Corning, Aktie

Corning Aktie: Messlatte zu hoch

Veröffentlicht am: 29.07.2026 um 08:26 Uhr | Redaktion boerse-global.de

Trotz überraschend starker Quartalszahlen bricht die Corning-Aktie ein, da der Ausblick die hohen Markterwartungen knapp verfehlt.

Corning Aktie: Rekordquartal reicht nicht für Anleger
Abstrakte Darstellung einer modernen Glasfertigung bei Sonnenuntergang mit Fokus auf Lichtreflexionen und Architektur. Illustration mit AI erstellt übermittelt durch boerse-global.de

Ein Rekordquartal, ein angehobener Ausblick – und trotzdem ein Kurseinbruch von rund 12 Prozent. Bei Corning zeigt sich gerade eindrücklich, was passiert, wenn eine Aktie im Vorfeld zu viel vorwegnimmt. Wer vor den Zahlen mit über 58 Prozent Kursplus seit Jahresbeginn ins Rennen ging, hat kaum noch Puffer für Enttäuschungen – und sei sie auch noch so klein.

Dabei lieferte der Glas- und Glasfaserhersteller auf den ersten Blick solide Zahlen. Der Gewinn je Aktie lag bei 78 Cent und damit über den erwarteten 76 Cent. Der Umsatz kletterte auf 4,74 Milliarden Dollar, ebenfalls mehr als die von Analysten veranschlagten 4,61 Milliarden Dollar.

Der Haken steckt im Ausblick

Der Bruch liegt im Blick nach vorn. Für das laufende Quartal rechnet Corning mit einem Wachstum des Kernumsatzes von 16 Prozent, was einer Spanne von 4,9 bis 5,0 Milliarden Dollar entspricht. Der Marktkonsens hatte exakt 5,0 Milliarden Dollar erwartet – das obere Ende der Unternehmensprognose reicht damit gerade so heran, verfehlt den Durchschnittswert aber knapp. Nach der Kursrally der vergangenen Monate reichte diese minimale Differenz aus, um massive Verkäufe auszulösen.

Der Ausverkauf blieb nicht auf Corning beschränkt. Auch andere Zulieferer aus dem Optik-Segment für Rechenzentren gerieten unter Druck – Marvell und Lumentum ebenso wie AXT und Coherent, die beide zweistellige Verluste verzeichneten. Der Markt scheint die gesamte Bewertungsbasis der KI-Glasfaser-Zulieferer neu zu justieren.

Das Geschäft selbst läuft

An der operativen Substanz ändert das wenig. Corning profitiert weiterhin vom Ausbau der KI-Rechenzentren, deren Racks und Chips auf schnelle Glasfaserverbindungen angewiesen sind. Erst im Juni hatte das Unternehmen einen mehrjährigen Vertrag mit Amazon zur Anbindung dessen wachsender Rechenzentrumsflotte unterzeichnet – einer von mehreren milliardenschweren Deals, die Corning in den vergangenen Monaten mit Hyperscalern abgeschlossen hat.

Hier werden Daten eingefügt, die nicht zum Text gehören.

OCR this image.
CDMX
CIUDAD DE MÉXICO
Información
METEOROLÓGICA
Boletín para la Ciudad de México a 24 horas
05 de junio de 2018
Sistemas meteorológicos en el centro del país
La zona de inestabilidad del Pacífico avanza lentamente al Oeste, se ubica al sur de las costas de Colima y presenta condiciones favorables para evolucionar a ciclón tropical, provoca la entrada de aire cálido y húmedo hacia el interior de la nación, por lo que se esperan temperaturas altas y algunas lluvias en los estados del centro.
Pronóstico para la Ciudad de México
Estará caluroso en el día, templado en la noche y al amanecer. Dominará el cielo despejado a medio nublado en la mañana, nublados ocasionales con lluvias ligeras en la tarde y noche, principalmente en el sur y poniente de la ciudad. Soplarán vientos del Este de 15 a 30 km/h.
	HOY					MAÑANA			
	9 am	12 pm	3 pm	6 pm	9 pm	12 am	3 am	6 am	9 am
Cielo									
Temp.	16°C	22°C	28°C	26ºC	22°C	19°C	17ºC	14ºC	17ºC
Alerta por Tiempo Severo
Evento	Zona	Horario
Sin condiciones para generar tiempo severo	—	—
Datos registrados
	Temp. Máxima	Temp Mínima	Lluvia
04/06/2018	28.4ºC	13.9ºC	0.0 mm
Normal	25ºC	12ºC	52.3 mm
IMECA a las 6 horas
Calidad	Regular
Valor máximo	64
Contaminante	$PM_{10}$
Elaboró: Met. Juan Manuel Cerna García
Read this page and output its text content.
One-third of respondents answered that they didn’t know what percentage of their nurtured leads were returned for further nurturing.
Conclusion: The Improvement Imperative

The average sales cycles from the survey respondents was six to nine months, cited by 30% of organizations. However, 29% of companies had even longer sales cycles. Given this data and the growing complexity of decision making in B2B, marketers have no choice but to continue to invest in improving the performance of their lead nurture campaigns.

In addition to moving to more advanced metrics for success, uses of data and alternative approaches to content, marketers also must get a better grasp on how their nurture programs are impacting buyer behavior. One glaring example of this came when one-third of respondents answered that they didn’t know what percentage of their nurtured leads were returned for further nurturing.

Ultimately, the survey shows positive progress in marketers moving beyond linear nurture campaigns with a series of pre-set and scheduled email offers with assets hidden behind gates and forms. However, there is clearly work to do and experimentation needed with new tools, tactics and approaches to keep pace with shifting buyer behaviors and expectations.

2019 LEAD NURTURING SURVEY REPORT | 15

Die aktuelle Kursreaktion sagt daher weniger über das Geschäftsmodell aus als über die Erwartungshaltung, die sich in den vorangegangenen Monaten aufgebaut hatte. Ob sich der Bewertungsabschlag als vorübergehende Korrektur erweist, dürfte sich an den kommenden Quartalszahlen zeigen – dort, wo die Latte nun wieder tiefer liegt.